There has been a bumper harvest of maize, sorghum, rice and cassava in Ngoma, Kirehe, and Kayonza districts, following the land consolidation programme.

Farmers have complained that the prevailing prices barely cover their production costs.

For example, a kilogramme of maize is being sold at an average of Rwf80, down from Rwf250 last year. 

Benson Muhikira, the Vice Mayor in charge of Economic Affairs, Kirehe District, said more farmers used fertilizers last season and accessed high-yielding seeds which led to increased crop yields.

Acknowledging the price decline, he said: “The main challenge after a bumper harvest always is storage and price management”.

He, however, added that local authorities are encouraging farmers to store the excess produce in order to control supply.

Aphrodis Kanuma, an agricultural officer at Kayonza District, reiterated the need for farmers to stock their produce.

He noted that improved yield has not benefited farmers as they are weighed down by the dictates of demand and supply.

“They want to sell all the crops at ago…so, as it is, the higher the supply the lower the prices and vice versa. Until they can stock and wait to supply during scarcity, they cannot make huge profits.
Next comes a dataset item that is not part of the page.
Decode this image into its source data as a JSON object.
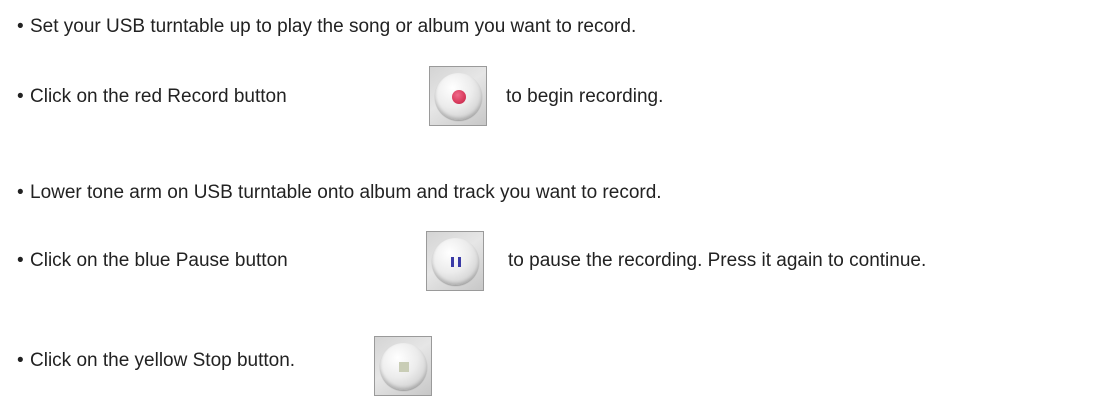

There is need to stabilize prices,” he said.

“These farmers planted good seeds and used fertilizers and had a good harvest. Unfortunately, because they cannot stock their harvests, and want to sell immediately, they make losses.”

The increase in food production has however, drastically checked food shortages that characterized some districts in the past, especially Kayonza and Bugesera.